ーこの時期にご懐妊が判ったとなれば、大方は召されてすぐに身籠もられたはず。はてもさても、運の強い娘よ。
 ただ、中にはソン尚宮の懐妊について懐疑的な者もいた。
ー殿下にはあまたのご側室方がお仕えしながらも、長らく御子が授からなかった。また、例の不敬な噂もある。大きな声では言えぬが、ソン尚宮の腹の御子は真に殿下のお子なのか?
ーおいおい、滅多なことを言うものではないぞ。後宮の妃は厳重に守られ、内官以外の男は一切出入りできない。ソン尚宮の腹の御子の父親が殿下以外であるはずがなかろう。
ーいやいや、それは判らん。ソン尚宮は元々、世子邸下の想い者であったところ、殿下が見初めて強引に我が物にされたという経緯がある。王室の方はとかく女には手が早い。世子邸下がもし、ソン尚宮と関係を持っていたのだとしたら、ご懐妊が判った時期が早すぎることもあるし、邸下のお胤だという可能性も大いにある。
ー確かにな。亡くなられた中殿さまとのご婚儀以来、二十年余り、多くのご側室の中でご懐妊された方は一人としておられん。今、新参のソン尚宮がお側に上がってわずかひと月でご懐妊されるというのも、何やら妙なことだ。
ー 一体、ソン尚宮の腹の御子の父親はどちらなんだ? 殿下か?それとも邸下なのか?
ー殿下ご自身が我が子と認めておられるのだ。たとえ真実がどうあろうと、ソン尚宮の生み奉る御子の父君は殿下ということになろうよ。

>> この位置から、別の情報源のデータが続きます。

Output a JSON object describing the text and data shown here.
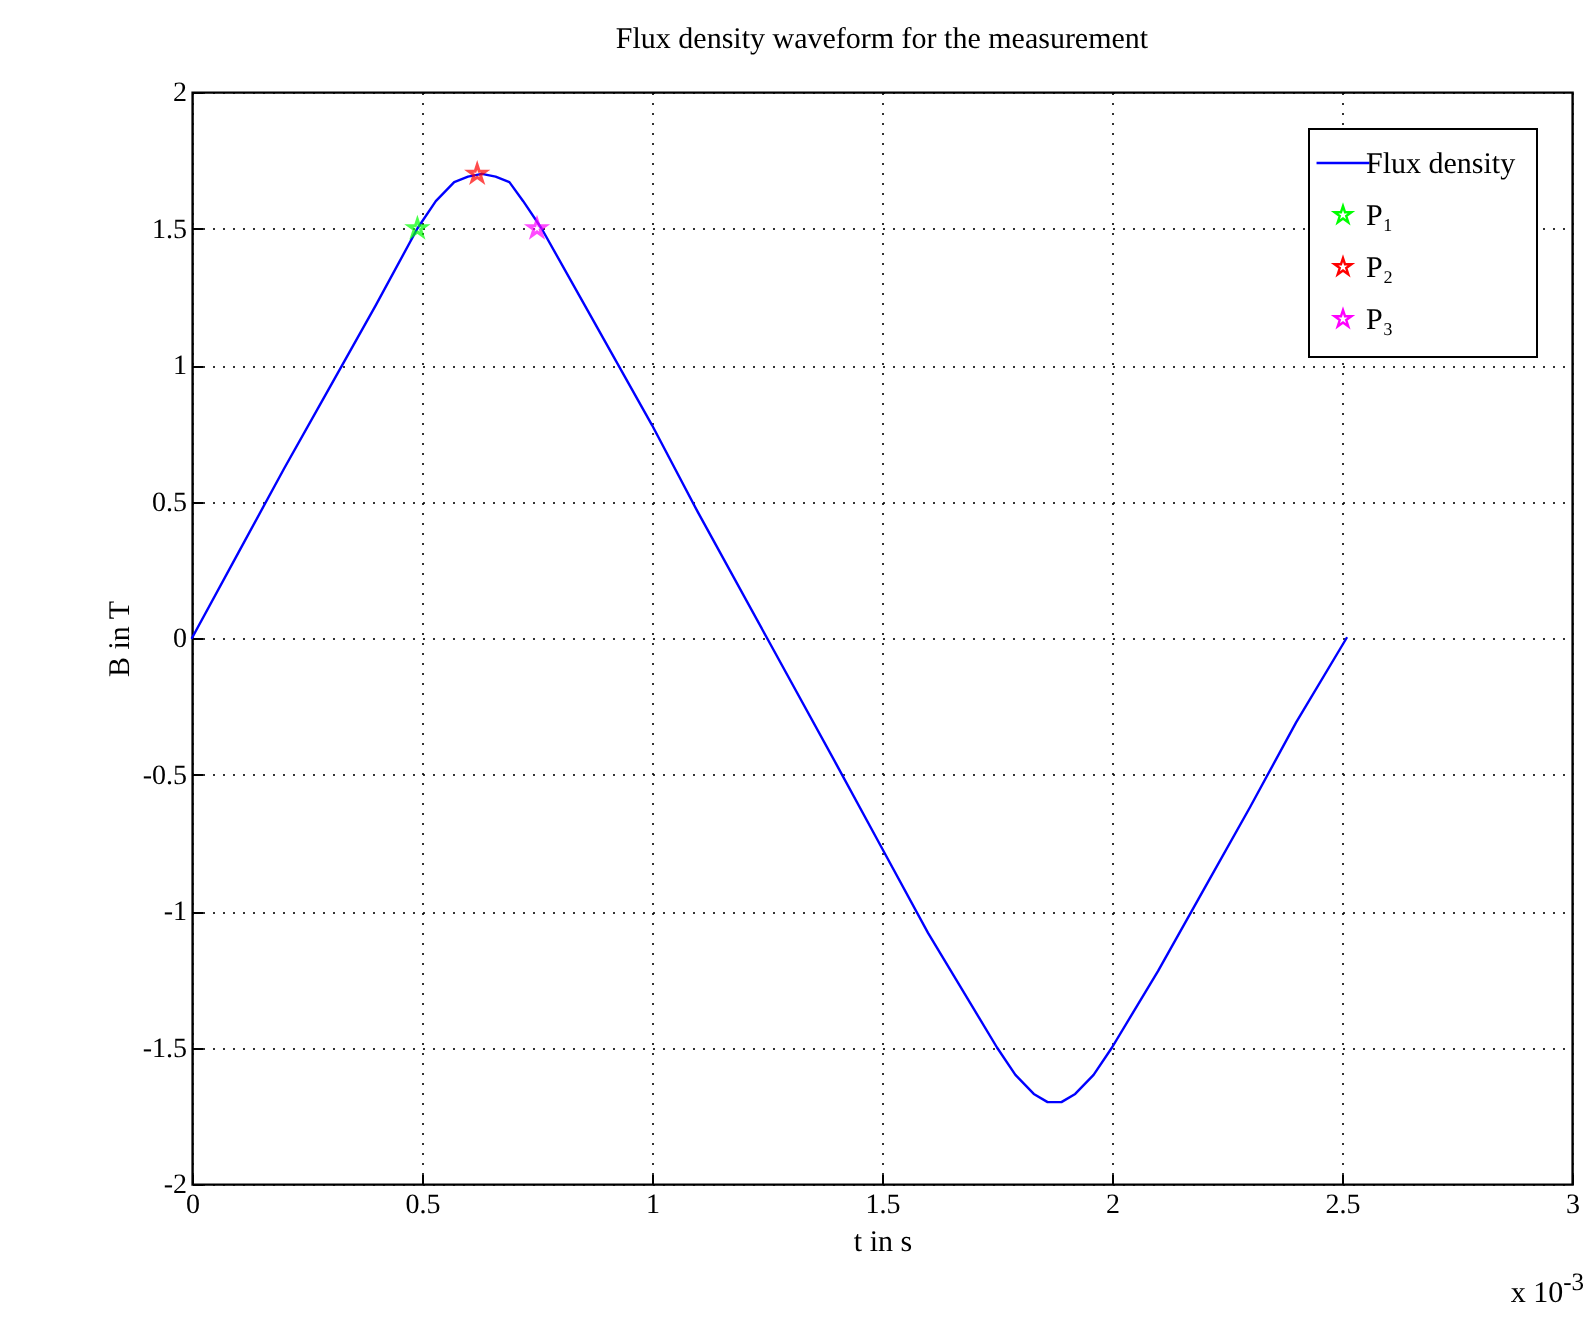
{
  "chart_data": {
    "type": "line",
    "title": "Flux density waveform for the measurement",
    "xlabel": "t in s",
    "ylabel": "B in T",
    "annotations": [
      "x 10$^{-3}$"
    ],
    "xlim": [
      0,
      3
    ],
    "xticks": [
      0,
      0.5,
      1,
      1.5,
      2,
      2.5,
      3
    ],
    "ylim": [
      -2,
      2
    ],
    "yticks": [
      -2,
      -1.5,
      -1,
      -0.5,
      0,
      0.5,
      1,
      1.5,
      2
    ],
    "grid": true,
    "legend": "top right",
    "series": [
      {
        "name": "Flux density",
        "color": "#0000ff",
        "line_style": "solid",
        "x": [
          0,
          0.1,
          0.2,
          0.3,
          0.4,
          0.49,
          0.53,
          0.57,
          0.6,
          0.63,
          0.66,
          0.69,
          0.72,
          0.76,
          0.86,
          1.0,
          1.1,
          1.25,
          1.4,
          1.5,
          1.6,
          1.75,
          1.79,
          1.83,
          1.86,
          1.89,
          1.92,
          1.96,
          2.0,
          2.1,
          2.2,
          2.3,
          2.4,
          2.51
        ],
        "values": [
          0,
          0.31,
          0.62,
          0.92,
          1.22,
          1.5,
          1.6,
          1.67,
          1.69,
          1.7,
          1.69,
          1.67,
          1.6,
          1.5,
          1.2,
          0.78,
          0.46,
          0,
          -0.46,
          -0.77,
          -1.08,
          -1.5,
          -1.6,
          -1.67,
          -1.7,
          -1.7,
          -1.67,
          -1.6,
          -1.5,
          -1.22,
          -0.92,
          -0.62,
          -0.31,
          0
        ]
      },
      {
        "name": "P₁",
        "color": "#00ff00",
        "type": "scatter",
        "marker": "star",
        "x": [
          0.49
        ],
        "values": [
          1.5
        ]
      },
      {
        "name": "P₂",
        "color": "#ff0000",
        "type": "scatter",
        "marker": "star",
        "x": [
          0.62
        ],
        "values": [
          1.7
        ]
      },
      {
        "name": "P₃",
        "color": "#ff00ff",
        "type": "scatter",
        "marker": "star",
        "x": [
          0.75
        ],
        "values": [
          1.5
        ]
      }
    ]
  }
}
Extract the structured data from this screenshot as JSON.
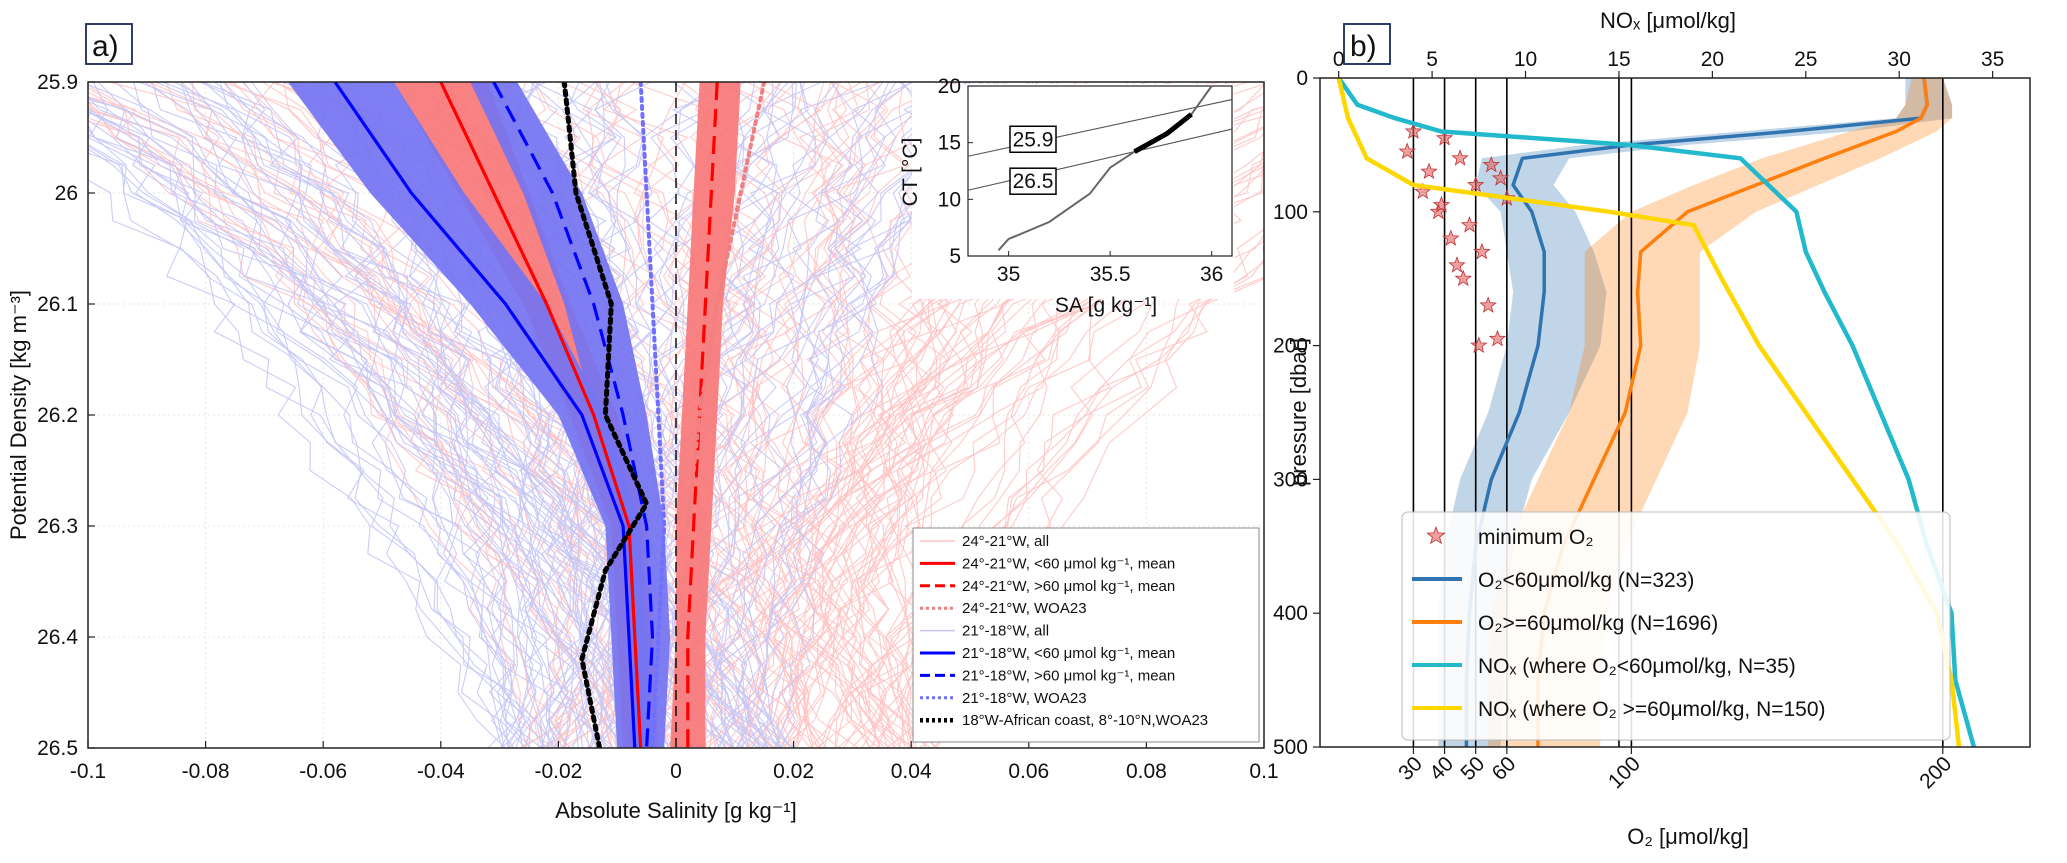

 お喋り好きな宮廷雀たちは寄ると触ると、この噂で持ちきりになり、もちろん女ばかりの後宮では更に明け透けな言葉で語られた。
 懐妊公表を境に、後宮の他の側室たちから雪鈴に向けられる視線は更に冷たく容赦ないものになったのも致し方あるまい。
 八月上旬のある朝、雪鈴は王の御座所にいた。王が妃と共寝する寝所とは異なり、床に褥を敷いている。王は他の妃は寄せつけず、新参の側室ソン尚宮のみが王の病床に侍ることを許された。
 その日、雪鈴は女官が運んできた小卓を受け取り、いそいそと王の枕辺に戻った。小卓には牡丹色の風呂敷が掛けられている。それを取り去れば、茶器一式が用意されていた。
 白磁に小さな銀色の花が散った上品な急須、お揃いの湯飲み、更に小皿に盛られた薬菓である。